I realize it may make me sound like a Trekkie geek, but the best short example I ever saw of this was Ricardo Montalban showing the difference between his character of Khan Nonnan Singh from the Original Series episode and Khan from the second Star Trek movie. He did these characters in about five words, a couple of seconds apart, and you could clearly see and feel the difference, arrogant in the first, burning with righteous rage in the second, yet none of this overt. You try doing that. Then imagine what Olivier can do.

To be honest, I don’t think this is necessarily true at all. You’re describing method acting, acting accomplished by artifically causing oneself to feel the same emotion the character might feel. It’s simply NOT true that all, or necessarily even most, great actors do this. Many excellent actors just pretend. That’s what acting is. As Olivier told Dustin Hoffman, “Son, why don’t you just act?”

Acting is as hard to master as any other art. Acting is both verbal AND physical, so learning lines isn’t nearly enough. There’s a lot of technical things to learn, and it takes a great deal of practice to do them right, and acting in front of a camera is a completely different set of technical skills.

Furthermore, it simply is not true that the object is to act like a real person. The object is to LOOK like you’re acting like a real person, which on stage or on film isn’t the same thing. An actor in a film is doing a lot of things a real person would not do; they’re enunciating their words very clearly, they’re standing on marks, they’re craning their heads to stay in the camera, they’re positioning themselves based on the mise en scene the director wants - they’re doing all kinds of things to create the image on screen, not just acting like ordinary people.

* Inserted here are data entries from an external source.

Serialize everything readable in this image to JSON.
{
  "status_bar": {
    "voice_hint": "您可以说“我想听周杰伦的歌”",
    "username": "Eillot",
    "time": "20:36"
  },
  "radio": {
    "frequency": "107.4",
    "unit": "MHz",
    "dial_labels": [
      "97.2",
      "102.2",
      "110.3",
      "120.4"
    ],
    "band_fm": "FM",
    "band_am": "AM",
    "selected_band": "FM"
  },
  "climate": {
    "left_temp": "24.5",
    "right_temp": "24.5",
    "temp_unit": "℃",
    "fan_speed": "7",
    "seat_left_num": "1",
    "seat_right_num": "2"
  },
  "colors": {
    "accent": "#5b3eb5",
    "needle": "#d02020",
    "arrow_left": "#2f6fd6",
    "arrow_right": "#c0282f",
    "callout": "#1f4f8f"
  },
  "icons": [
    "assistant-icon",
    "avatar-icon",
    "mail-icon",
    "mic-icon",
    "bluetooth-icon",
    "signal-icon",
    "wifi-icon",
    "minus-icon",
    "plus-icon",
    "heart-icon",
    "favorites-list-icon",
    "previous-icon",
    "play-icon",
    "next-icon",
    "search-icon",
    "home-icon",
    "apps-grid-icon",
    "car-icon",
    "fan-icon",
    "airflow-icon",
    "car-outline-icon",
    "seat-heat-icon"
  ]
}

Different parts of acting are difficult in different ways. The nuts and bolts part is technically hard (if you’re lucky enough to have a long role!). When I was acting, I memorized my script by doing this:

• read first line out loud
• read first and second linen out loud
• read first, second and third lines out loud

. . . and so on. Worked for me. As far as being GOOD, that is both learned and a talent you cannot acquire if you don’t have it—like being a good painter or writer. I was an excellent light comedienne, in a Claudette Colbert–Ina Claire sort of way. Unfortunately, light drawing-room comedy was NOT the way to earn a living in the 1970s and '80s, and I was the WORST dramatic actress since Suzy Parker had her mad scene in “The Best of Everything.”

Apply this line of reasoning to Gary Oldman and your take falls apart. See Dracula, The Professional and The Fifth Element, et al.

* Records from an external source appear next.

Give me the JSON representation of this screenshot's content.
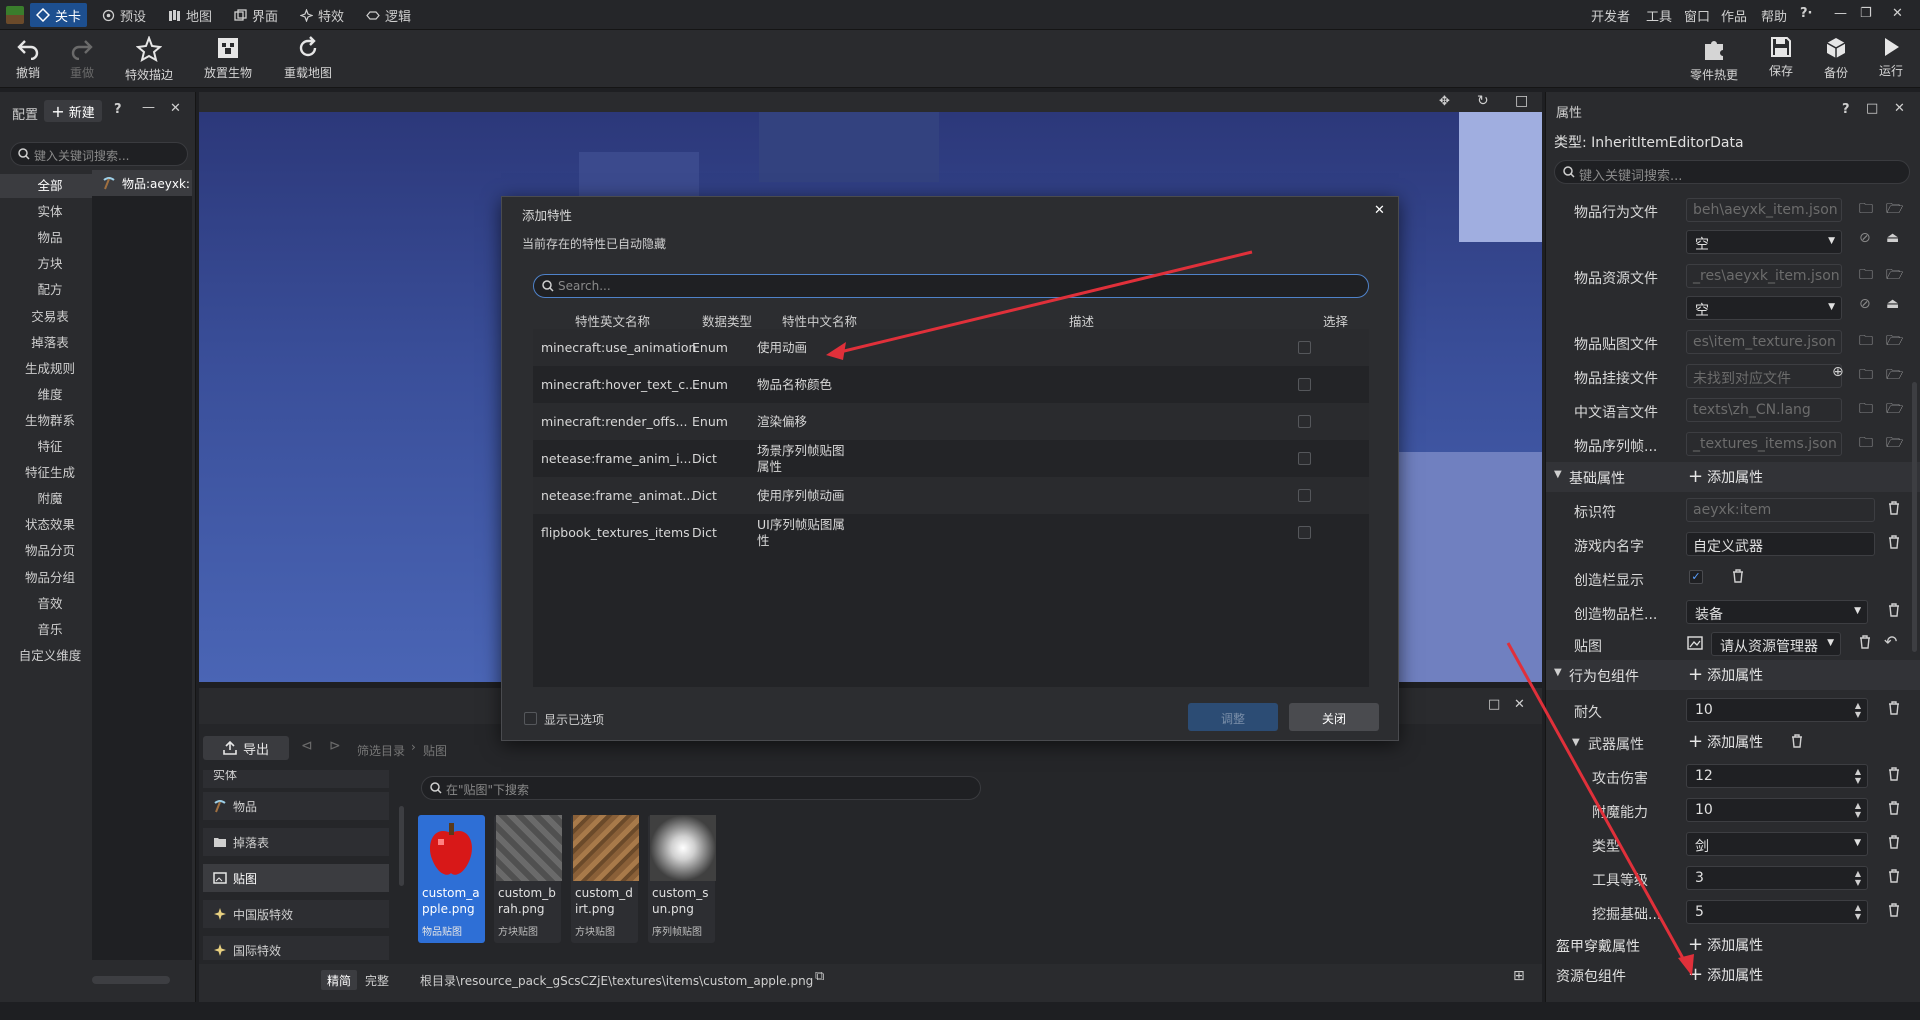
{
  "menubar": {
    "tabs": [
      {
        "label": "关卡",
        "icon": "level-icon",
        "active": true
      },
      {
        "label": "预设",
        "icon": "preset-icon"
      },
      {
        "label": "地图",
        "icon": "map-icon"
      },
      {
        "label": "界面",
        "icon": "ui-icon"
      },
      {
        "label": "特效",
        "icon": "effects-icon"
      },
      {
        "label": "逻辑",
        "icon": "logic-icon"
      }
    ],
    "right_items": [
      "开发者",
      "工具",
      "窗口",
      "作品",
      "帮助"
    ]
  },
  "toolbar": {
    "undo": "撤销",
    "redo": "重做",
    "effect_stroke": "特效描边",
    "place_creature": "放置生物",
    "reload_map": "重载地图",
    "part_hot_reload": "零件热更",
    "save": "保存",
    "backup": "备份",
    "run": "运行"
  },
  "left_panel": {
    "title": "配置",
    "new_button": "新建",
    "search_placeholder": "键入关键词搜索...",
    "categories": [
      "全部",
      "实体",
      "物品",
      "方块",
      "配方",
      "交易表",
      "掉落表",
      "生成规则",
      "维度",
      "生物群系",
      "特征",
      "特征生成",
      "附魔",
      "状态效果",
      "物品分页",
      "物品分组",
      "音效",
      "音乐",
      "自定义维度"
    ],
    "list_item": "物品:aeyxk:"
  },
  "dialog": {
    "title": "添加特性",
    "subtitle": "当前存在的特性已自动隐藏",
    "search_placeholder": "Search...",
    "columns": [
      "特性英文名称",
      "数据类型",
      "特性中文名称",
      "描述",
      "选择"
    ],
    "rows": [
      {
        "en": "minecraft:use_animation",
        "type": "Enum",
        "cn": "使用动画",
        "desc": ""
      },
      {
        "en": "minecraft:hover_text_c...",
        "type": "Enum",
        "cn": "物品名称颜色",
        "desc": ""
      },
      {
        "en": "minecraft:render_offs...",
        "type": "Enum",
        "cn": "渲染偏移",
        "desc": ""
      },
      {
        "en": "netease:frame_anim_i...",
        "type": "Dict",
        "cn": "场景序列帧贴图\n属性",
        "desc": ""
      },
      {
        "en": "netease:frame_animat...",
        "type": "Dict",
        "cn": "使用序列帧动画",
        "desc": ""
      },
      {
        "en": "flipbook_textures_items",
        "type": "Dict",
        "cn": "UI序列帧贴图属\n性",
        "desc": ""
      }
    ],
    "show_selected": "显示已选项",
    "adjust_button": "调整",
    "close_button": "关闭"
  },
  "bottom_panel": {
    "export_button": "导出",
    "breadcrumb": [
      "筛选目录",
      "贴图"
    ],
    "tree": [
      "实体",
      "物品",
      "掉落表",
      "贴图",
      "中国版特效",
      "国际特效"
    ],
    "search_placeholder": "在\"贴图\"下搜索",
    "assets": [
      {
        "name": "custom_apple.png",
        "type": "物品贴图",
        "selected": true
      },
      {
        "name": "custom_brah.png",
        "type": "方块贴图"
      },
      {
        "name": "custom_dirt.png",
        "type": "方块贴图"
      },
      {
        "name": "custom_sun.png",
        "type": "序列帧贴图"
      }
    ],
    "mode_simple": "精简",
    "mode_full": "完整",
    "path": "根目录\\resource_pack_gScsCZjE\\textures\\items\\custom_apple.png"
  },
  "properties": {
    "title": "属性",
    "type_label": "类型:  InheritItemEditorData",
    "search_placeholder": "键入关键词搜索...",
    "files": [
      {
        "label": "物品行为文件",
        "value": "beh\\aeyxk_item.json"
      },
      {
        "label": "物品资源文件",
        "value": "_res\\aeyxk_item.json"
      },
      {
        "label": "物品贴图文件",
        "value": "es\\item_texture.json"
      },
      {
        "label": "物品挂接文件",
        "value": "未找到对应文件"
      },
      {
        "label": "中文语言文件",
        "value": "texts\\zh_CN.lang"
      },
      {
        "label": "物品序列帧...",
        "value": "_textures_items.json"
      }
    ],
    "empty_select": "空",
    "basic_section": "基础属性",
    "add_property": "添加属性",
    "identifier_label": "标识符",
    "identifier_value": "aeyxk:item",
    "game_name_label": "游戏内名字",
    "game_name_value": "自定义武器",
    "creative_show_label": "创造栏显示",
    "creative_show_checked": true,
    "creative_tab_label": "创造物品栏...",
    "creative_tab_value": "装备",
    "texture_label": "贴图",
    "texture_value": "请从资源管理器",
    "behavior_section": "行为包组件",
    "durability_label": "耐久",
    "durability_value": "10",
    "weapon_section": "武器属性",
    "attack_label": "攻击伤害",
    "attack_value": "12",
    "enchant_label": "附魔能力",
    "enchant_value": "10",
    "kind_label": "类型",
    "kind_value": "剑",
    "tool_level_label": "工具等级",
    "tool_level_value": "3",
    "dig_label": "挖掘基础...",
    "dig_value": "5",
    "armor_section": "盔甲穿戴属性",
    "resource_section": "资源包组件"
  },
  "colors": {
    "accent": "#1d4f8f",
    "annotation_arrow": "#e0303a",
    "selected_asset": "#2e6fd6"
  }
}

It really depends on what you consider “acting.” I’ve had roles that were relatively easy, not much depth to the characters. OTOH, some roles are complex, layered and much more difficult. There’s a big difference also between actors you see on t.v who only play one type, and “character actors” who can become anyone. (the Olsen twins vs. Dustin Hoffman).

Anyone can play a stereotype of themselves rather easily, that’s why so many singers, models, etc. seem to be able to make the jump to acting, but they almost always will play a character not too far from their own persona. Good actors study and learn how to grow in their art form. Although it seems like celebrities just show up on a movie set and get rich, most actors have a background in performing schools and started out as stage actors, (which is a good test of a true actor, IMO.) It takes a lot of preparation to be a good actor, (although some are blessed with natural talent) it’s the difference between your local community theatres, who will have some very talented people sometimes, and the Royal Shakespeare Company. There’s no comparison between someone who has been trained and the best untrained actor.

To see a great example of a character actor, watch anything by Anna Deveare Smith (Fires In the Mirror) and you can see the difference between all the people she plays (sometimes it is even hard to recognize her as the same person, and it’s not b/c of makeup.)